How to Deal with a Lion Chasing You (6 Stress Tips)
Dr. Eva Selhub, coach, motivational speaker, author and medical instructor who coaches individuals to discover happiness and well-being and create optimum health and resilience. Dr. Eva adopts an integrated approach to health and well-being. Using her intuitive counseling abilities and scientific knowledge, she uses both Western and Eastern healing techniques to coach individuals to discover happiness and well-being and create optimum health and resilience.
If a lion is chasing you, it is not a good time to reproduce, forage for food, sleep, relax, socialize or think about doing your taxes.
In fact, it’s not a good time for much, other then fighting like mad or running like heck.
Why is the subject of being chased by a lion relevant to you?
It’s relevant because your brain doesn’t really distinguish between real or imagined threats. A threat to your livelihood or state of balance can be a lion chasing you, a person criticizing you or a worry about how you are going to pay your bills. The economic collapse is just as much of a lion to your mind as your worries about not losing weight.
When your mind perceives a given challenge or stress as unmanageable (i.e. there is no obvious solution, which is what happens when you worry), a stress response is triggered whereby a whole host of physiological changes transpire which get your heart racing, your body tense, your respirations shallow and your body’s metabolic processes to take a pause, so you can focus on getting out of harms way.

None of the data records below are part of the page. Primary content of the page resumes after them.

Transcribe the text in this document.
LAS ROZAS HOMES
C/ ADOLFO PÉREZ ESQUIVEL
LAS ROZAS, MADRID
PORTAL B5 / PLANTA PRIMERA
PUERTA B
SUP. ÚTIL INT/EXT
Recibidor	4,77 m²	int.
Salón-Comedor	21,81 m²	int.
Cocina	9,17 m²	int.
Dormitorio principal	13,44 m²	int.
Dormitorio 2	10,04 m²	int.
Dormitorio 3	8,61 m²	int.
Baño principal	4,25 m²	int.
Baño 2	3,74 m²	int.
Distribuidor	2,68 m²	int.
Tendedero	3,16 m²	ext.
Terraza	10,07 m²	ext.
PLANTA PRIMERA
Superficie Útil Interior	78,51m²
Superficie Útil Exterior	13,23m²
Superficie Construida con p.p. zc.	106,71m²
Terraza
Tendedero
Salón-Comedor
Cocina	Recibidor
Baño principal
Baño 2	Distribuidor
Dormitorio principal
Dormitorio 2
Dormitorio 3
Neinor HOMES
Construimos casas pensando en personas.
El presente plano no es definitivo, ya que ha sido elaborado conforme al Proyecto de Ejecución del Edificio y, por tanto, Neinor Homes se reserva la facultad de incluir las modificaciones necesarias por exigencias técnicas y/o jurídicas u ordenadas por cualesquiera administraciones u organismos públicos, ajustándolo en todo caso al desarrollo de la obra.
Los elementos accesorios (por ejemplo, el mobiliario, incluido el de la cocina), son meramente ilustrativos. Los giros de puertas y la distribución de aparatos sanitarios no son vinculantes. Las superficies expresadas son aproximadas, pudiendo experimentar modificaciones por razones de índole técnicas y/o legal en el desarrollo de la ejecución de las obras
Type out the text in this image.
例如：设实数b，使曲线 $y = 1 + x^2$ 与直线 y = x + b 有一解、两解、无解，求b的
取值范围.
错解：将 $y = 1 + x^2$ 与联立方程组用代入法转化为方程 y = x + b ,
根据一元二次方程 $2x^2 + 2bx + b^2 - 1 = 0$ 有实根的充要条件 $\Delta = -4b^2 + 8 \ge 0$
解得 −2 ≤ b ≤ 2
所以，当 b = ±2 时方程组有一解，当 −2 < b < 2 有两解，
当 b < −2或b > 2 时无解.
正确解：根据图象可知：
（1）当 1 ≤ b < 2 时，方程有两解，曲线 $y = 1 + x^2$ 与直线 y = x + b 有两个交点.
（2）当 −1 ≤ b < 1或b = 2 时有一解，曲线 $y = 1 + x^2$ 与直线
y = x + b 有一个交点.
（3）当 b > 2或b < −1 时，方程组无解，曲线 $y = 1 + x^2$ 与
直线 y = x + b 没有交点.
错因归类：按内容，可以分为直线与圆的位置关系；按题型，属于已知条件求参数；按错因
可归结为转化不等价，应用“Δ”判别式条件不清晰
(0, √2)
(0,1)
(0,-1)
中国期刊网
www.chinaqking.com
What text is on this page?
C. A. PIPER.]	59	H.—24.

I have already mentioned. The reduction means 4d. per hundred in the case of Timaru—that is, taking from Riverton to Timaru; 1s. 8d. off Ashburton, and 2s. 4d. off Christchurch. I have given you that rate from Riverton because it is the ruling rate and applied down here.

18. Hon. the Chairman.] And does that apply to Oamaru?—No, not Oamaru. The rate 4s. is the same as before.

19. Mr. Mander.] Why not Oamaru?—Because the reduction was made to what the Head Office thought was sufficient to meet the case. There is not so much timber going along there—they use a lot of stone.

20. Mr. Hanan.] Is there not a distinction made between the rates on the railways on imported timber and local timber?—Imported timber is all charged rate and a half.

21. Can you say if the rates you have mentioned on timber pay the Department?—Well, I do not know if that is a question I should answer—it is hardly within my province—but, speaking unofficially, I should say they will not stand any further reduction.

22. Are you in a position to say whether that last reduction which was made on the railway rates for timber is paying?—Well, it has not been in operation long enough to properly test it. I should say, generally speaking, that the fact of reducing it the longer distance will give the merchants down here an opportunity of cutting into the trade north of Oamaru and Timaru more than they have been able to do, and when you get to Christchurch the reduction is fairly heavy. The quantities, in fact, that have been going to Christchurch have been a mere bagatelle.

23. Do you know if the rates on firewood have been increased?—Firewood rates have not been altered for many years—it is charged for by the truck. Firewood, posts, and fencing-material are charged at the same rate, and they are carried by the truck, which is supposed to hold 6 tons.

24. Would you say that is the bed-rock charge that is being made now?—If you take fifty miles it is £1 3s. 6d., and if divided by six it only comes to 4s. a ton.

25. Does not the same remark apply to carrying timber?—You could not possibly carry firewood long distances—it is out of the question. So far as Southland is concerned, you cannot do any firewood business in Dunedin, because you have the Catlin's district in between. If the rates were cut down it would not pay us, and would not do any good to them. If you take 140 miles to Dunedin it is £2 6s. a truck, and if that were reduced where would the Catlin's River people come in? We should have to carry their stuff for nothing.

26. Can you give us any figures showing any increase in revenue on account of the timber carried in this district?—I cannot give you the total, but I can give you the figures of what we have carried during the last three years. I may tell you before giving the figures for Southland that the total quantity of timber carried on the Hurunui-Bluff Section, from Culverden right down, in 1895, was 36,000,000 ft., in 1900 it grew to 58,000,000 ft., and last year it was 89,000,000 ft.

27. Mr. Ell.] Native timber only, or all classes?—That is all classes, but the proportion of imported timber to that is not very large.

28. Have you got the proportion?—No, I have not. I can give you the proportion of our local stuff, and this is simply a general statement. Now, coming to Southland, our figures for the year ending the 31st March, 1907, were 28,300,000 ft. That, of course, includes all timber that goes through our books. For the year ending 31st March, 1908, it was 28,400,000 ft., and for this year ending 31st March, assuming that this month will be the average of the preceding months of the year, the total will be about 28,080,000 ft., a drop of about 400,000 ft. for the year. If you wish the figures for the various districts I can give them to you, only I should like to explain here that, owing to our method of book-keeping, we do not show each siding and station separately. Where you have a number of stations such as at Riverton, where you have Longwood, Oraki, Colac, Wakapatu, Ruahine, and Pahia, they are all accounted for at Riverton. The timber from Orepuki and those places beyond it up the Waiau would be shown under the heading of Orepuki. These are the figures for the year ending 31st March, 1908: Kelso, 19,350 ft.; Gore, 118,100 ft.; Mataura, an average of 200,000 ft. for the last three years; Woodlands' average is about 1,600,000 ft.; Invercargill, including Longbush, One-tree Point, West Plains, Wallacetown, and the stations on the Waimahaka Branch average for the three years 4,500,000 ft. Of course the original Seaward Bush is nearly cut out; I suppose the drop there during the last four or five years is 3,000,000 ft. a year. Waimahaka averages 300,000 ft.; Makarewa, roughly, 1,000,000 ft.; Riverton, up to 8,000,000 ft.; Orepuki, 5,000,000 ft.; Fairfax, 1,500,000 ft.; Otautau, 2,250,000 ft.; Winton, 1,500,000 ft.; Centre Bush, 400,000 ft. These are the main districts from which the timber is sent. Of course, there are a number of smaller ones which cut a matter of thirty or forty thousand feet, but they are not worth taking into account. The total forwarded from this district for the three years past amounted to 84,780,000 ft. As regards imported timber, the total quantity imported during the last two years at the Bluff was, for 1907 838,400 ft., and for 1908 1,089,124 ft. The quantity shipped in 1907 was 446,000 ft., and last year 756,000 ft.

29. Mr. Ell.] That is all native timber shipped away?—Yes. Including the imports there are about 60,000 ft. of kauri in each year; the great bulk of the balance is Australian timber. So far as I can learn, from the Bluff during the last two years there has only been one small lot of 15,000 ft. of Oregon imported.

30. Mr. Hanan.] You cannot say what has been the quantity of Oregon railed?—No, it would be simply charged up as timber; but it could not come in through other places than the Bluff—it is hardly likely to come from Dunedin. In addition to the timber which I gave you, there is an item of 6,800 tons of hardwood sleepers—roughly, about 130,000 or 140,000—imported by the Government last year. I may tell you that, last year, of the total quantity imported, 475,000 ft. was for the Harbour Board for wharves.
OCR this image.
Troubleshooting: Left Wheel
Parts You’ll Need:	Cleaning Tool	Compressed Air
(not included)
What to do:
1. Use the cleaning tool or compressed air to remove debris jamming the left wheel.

The more you worry, the more the stress system fires. And guess what? You need energy to fight like mad or run like heck, and that energy has to come from your body’s resources.
One of those resources is your bones, which are broken down during the fight or flight process to provide you with necessary minerals and calcium.
Normally, when the mind perceives a stress or challenge is taken care of, the stress response gets turned off, so that the physiological changes have just the beneficial effect of mobilizing energy stores. With chronic stress, however, or chronic worries, these physiological changes do not stop and the result can be a continuous breakdown of the bone.
The good news is that I have seen many of my clients reverse this process by getting a better handle on their stress, getting that stress response under control and learning how to become stronger in mind, body and spirit through meditation practices, healthy nutrition, adding supplements as necessary, and honing their physical fitness. When they become stronger, their mind changes and starts perceiving life’s challenges as manageable. When the mind perceives stress as manageable, the stress response is only turned out for short periods, when needed.
Think about it this way: The stress system goes on when you feel like you are unsafe, unsupported and in danger. Your bones function to support your entire body. So think about SUPPORT. What do you need to feel more supported and what do you need to do to support your body to thrive?
Here are some stress resilience tips:
- Connect with those you love who can love you back. Support has been shown to heal all kinds of physical and psychological problems. Join a support group, spend time with friends. Reach out.
- Allow yourself to get lost for a short while with your connection to a universe that is much larger than your own world. Spend time in nature or use your imagination to find images that are soothing to you. As you spend time in nature or contemplating this big connection, imagine that wherever the universe is guiding to go, the destination will only be good.
- Be loving and gentle toward yourself. This is the hardest of all, especially when your body is not cooperating with giving you what you want. We live in a world where there is so much blame and shame, we can’t help beating ourselves up for not being good enough. So STOP. Stop “shoulding” on yourself. Stop blaming and shaming yourself and start to love yourself. Cherish your body as the temple that a life would want to be part of, especially your own.
- Make sure that everywhere you sit, lie down, walk, run or play, you have the support. This means having a supportive bed, shoes, chairs, or back rests while you drive in the car. You want a seat that supports your back, shoes that support the arch of your foot. Support helps your bones maintain their core stability and therefore strength.
- Get stronger and taller by increasing your physical activity as tolerated, doing both resistance training and aerobic exercise. You may want to work with a trainer or with an Alexander Technique specialist who can show you how to walk, sit, lie down properly, engaging your muscles and joints in a more efficient and effective way.
- Eat for fuel. Food is not for reward, it is for fuel. Fuel your bones with dark leafy greens, your best source of magnesium and calcium. Avoid foods that cause your stress response and inflammation to be activated like processed and refined sugars, white flour, or gluten, if you are sensitive.
Always remember, the more loving and nurturing you are to yourself, the stronger you will be—mind, spirit and bone!